The most excruciating element of last year’s election result was the battle in my mind against a burgeoning misanthropy created by disappointment with the electorate; with my being such a vehement advocate of society in the first place intensifying the despair.
It was so difficult to reconcile the two ideas. And so very easy to see how the battered become embittered.
The lament I experienced, as I impotently watched the disintegration of any viable opposition and the government’s cynical alteration of council boundaries, was further exacerbated at the realisation that my daughters would spend their entire childhoods under the rule of a Tory government emphatic in its shameless inhumanity.
Thank goodness then, along came hope in the shape of Mr. Jeremy Corbyn.

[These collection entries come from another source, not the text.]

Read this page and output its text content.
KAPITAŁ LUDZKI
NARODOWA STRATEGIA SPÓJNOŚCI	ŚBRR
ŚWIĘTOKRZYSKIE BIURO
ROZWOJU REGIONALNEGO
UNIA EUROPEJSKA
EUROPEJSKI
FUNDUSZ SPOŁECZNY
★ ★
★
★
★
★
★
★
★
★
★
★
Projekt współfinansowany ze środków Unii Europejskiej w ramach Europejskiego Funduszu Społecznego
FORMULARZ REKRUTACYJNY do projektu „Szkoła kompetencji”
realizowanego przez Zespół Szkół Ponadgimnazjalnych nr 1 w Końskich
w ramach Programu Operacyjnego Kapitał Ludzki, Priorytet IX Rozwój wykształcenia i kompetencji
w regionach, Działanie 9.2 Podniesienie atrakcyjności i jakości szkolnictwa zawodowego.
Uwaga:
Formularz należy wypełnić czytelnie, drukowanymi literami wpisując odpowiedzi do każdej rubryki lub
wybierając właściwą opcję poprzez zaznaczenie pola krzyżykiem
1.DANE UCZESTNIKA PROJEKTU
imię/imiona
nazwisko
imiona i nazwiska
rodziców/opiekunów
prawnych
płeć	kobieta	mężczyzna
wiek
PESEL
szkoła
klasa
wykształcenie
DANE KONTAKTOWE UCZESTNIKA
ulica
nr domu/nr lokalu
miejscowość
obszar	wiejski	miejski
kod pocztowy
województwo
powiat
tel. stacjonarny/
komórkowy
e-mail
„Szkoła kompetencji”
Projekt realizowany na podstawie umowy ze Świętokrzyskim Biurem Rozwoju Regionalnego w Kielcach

Yet, as Edward Snowden tweeted last week in concern of the Panama Papers scandal, “hope is not a strategy.” It is a reminder that most people don’t get the opportunity Snowden had in making monumental changes sat at a computer.
The pitchfork of protestation is multi-pronged. But one of the spikes must be more than a spur.
For whilst the signing of online petitions might seem useful (and to some small extent is) the reality is that they achieve more of a sense of having contributed to a cause, rather than actually having done so, and therefore take the sting out of a person’s rage, meaning that they are less likely to take to the streets, where more worthwhile protestation can take place.
Regimes such as the one we are now immersed in rely on the inefficiency of benign protestation. They are rocks of corruption and greed obstructing our progression towards a universally civil, humane society. Rocks that re-stratify at a rate which makes any flak from wish or wash redundant.
Placard-wielding has its place in the groundswell. But our protestations against the extreme political ideologies we are being subjugated to, will only succeed if we make ourselves impossible to ignore. This is the reason why the protest in Iceland was successful. The people convened in numbers. They didn’t march then disperse. They stood united and stoic until their demand had been satisfied.
The downtrodden revolt because a sense of equality is intrinsic to the notion of humanity. Our leaders are in power after gaining the support of less than a quarter of the popular vote. And they are revelling in their avarice.